J’ai dit : « on simplifie et on renforce ». Il faut que ce soit simple et fort. Plus de pouvoir, moins de dilution. C’est-à-dire passer de quatre à deux strates, qui sont largement suffisantes, et on concentre les pouvoirs. Le président a passé commande, en demandant à ce que ce soit fait.

Force est de constater que le Parlement a extrêmement mal travaillé. Il n’a soit pas compris, soit a fait exprès de ne pas comprendre. Je ne suis absolument pas content de la loi 3DS. Le chef de l’État s’est engagé à ce que l’on continue de modifier tout ça. Car moi, dans ces conditions, je sortirai de la Métropole.

Sortir de la Métropole, c’était le grand combat de Maryse Joissains, ex-maire LR d’Aix-en-Provence qui n’y est jamais parvenue, malgré ses multiples actions en justice. Quels sont aujourd’hui les leviers dont vous disposez pour réussir à faire sortir la ville centre de la Métropole Aix-Marseille Provence ?

Je n’ai pas dit que j’allais sortir demain.
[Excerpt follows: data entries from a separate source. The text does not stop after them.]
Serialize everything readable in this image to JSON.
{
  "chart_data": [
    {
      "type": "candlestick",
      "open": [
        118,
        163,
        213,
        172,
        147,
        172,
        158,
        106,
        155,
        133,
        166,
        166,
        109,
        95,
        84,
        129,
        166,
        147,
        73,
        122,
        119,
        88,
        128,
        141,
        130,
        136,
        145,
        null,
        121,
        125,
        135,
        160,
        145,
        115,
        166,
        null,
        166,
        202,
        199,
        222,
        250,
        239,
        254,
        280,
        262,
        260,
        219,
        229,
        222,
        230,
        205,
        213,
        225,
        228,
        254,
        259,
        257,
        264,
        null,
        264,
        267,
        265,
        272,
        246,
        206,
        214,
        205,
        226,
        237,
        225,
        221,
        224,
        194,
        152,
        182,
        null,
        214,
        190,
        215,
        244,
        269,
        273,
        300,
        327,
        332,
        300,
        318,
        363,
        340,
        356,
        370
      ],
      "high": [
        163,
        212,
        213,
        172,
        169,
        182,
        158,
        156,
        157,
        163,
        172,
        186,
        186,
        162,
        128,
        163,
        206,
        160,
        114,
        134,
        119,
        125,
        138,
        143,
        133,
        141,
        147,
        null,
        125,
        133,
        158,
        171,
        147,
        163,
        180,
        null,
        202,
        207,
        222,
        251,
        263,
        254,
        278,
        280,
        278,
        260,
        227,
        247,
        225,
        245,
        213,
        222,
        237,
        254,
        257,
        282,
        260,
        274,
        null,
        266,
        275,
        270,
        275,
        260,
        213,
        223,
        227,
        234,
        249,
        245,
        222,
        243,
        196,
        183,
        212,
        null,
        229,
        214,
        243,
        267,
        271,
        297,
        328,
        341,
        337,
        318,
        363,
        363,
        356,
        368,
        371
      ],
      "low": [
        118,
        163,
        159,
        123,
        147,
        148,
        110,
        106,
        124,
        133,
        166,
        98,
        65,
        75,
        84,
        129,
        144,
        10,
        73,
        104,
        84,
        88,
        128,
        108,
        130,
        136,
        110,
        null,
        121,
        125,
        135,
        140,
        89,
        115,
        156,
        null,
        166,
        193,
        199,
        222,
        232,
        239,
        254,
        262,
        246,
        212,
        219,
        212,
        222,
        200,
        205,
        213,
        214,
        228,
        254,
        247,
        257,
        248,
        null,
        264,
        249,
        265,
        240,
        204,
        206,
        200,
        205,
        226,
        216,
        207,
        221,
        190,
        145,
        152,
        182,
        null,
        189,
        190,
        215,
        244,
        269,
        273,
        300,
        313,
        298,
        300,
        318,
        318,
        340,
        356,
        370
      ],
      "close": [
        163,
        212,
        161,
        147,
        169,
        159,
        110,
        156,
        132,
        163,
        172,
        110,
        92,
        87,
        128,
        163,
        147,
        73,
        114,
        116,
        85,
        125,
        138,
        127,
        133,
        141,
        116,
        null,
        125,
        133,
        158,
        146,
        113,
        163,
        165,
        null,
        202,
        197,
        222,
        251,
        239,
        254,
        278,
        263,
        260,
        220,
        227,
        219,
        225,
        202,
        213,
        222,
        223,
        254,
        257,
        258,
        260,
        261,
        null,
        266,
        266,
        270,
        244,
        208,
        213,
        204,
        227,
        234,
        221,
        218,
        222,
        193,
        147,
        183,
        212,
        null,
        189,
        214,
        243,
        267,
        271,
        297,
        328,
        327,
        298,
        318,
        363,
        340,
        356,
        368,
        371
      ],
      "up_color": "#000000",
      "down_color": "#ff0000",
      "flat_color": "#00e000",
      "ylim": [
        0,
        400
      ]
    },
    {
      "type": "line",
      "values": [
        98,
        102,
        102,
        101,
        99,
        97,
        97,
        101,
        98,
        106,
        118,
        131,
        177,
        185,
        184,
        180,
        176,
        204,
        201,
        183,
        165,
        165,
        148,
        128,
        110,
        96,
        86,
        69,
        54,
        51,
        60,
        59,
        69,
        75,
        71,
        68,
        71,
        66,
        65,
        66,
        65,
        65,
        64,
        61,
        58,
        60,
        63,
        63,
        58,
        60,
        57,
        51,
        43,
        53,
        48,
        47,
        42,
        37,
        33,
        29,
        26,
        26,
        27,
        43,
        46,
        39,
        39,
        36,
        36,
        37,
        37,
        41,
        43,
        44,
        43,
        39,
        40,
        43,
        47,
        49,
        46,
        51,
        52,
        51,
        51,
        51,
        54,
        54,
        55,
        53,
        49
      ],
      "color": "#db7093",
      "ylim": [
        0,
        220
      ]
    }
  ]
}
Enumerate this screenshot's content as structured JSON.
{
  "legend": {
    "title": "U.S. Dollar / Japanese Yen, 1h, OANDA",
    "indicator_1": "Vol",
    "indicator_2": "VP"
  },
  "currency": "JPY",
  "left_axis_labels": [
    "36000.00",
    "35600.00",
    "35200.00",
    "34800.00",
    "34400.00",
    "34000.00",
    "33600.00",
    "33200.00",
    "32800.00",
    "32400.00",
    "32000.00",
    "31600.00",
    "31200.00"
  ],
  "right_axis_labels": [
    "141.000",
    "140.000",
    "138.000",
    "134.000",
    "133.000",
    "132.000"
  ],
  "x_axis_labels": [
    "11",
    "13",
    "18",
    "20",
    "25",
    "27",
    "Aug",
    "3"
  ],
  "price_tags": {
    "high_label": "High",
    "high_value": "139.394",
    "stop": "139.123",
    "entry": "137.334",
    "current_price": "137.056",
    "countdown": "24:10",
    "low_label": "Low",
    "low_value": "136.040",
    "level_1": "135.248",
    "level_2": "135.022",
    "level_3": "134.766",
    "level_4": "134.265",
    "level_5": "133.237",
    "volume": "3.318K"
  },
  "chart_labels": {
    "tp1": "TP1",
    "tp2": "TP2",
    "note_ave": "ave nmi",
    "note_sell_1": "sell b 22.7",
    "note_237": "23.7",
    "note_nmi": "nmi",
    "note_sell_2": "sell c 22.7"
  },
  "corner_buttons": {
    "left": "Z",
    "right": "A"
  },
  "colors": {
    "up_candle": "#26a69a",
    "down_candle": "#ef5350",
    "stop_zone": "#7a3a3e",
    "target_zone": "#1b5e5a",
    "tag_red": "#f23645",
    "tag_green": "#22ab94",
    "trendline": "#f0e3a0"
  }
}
Je dis que nous ne resterons pas dans cette situation.

Lors de son élection à la mairie d’Aix, Sophie Joissains a déclaré en conférence de presse avoir « pour la première fois de façon séculaire des intérêts communs métropolitains » avec Marseille. En avez-vous discuté ?

Moi je m’occupe de Marseille. Je considère qu’on ne peut pas rester dans cette situation.

Sur le retour des compétences aux communes et des attributions de compensation…

C’est le flou le plus total. Ça ne veut rien dire. C’est-à-dire, qu’il y a des rues qui vont être nettoyées par la Métropole, d’autres par la Ville de Marseille. Il y a des rues qui vont être refaites par la Métropole, d’autres par la Ville de Marseille. Mais ils se sont moqués de nous là les députés, non ?

Quelle était alors l’urgence de faire cette loi ?

Quand je vous dis que c’est une farce, et une catastrophe, je pèse mes mots.

Jacqueline Gourault, la ministre de la Cohésion des territoires s’était pourtant engagée à écouter la voix des élus locaux. Que s’est-il passé ?

Jacqueline Gourault a été dépassée par les scrutins qui arrivaient et par le fait qu’il faille ménager la chèvre et le chou avant les élections. Le problème de mélanger les élections et l’intérêt général nous saute aux yeux.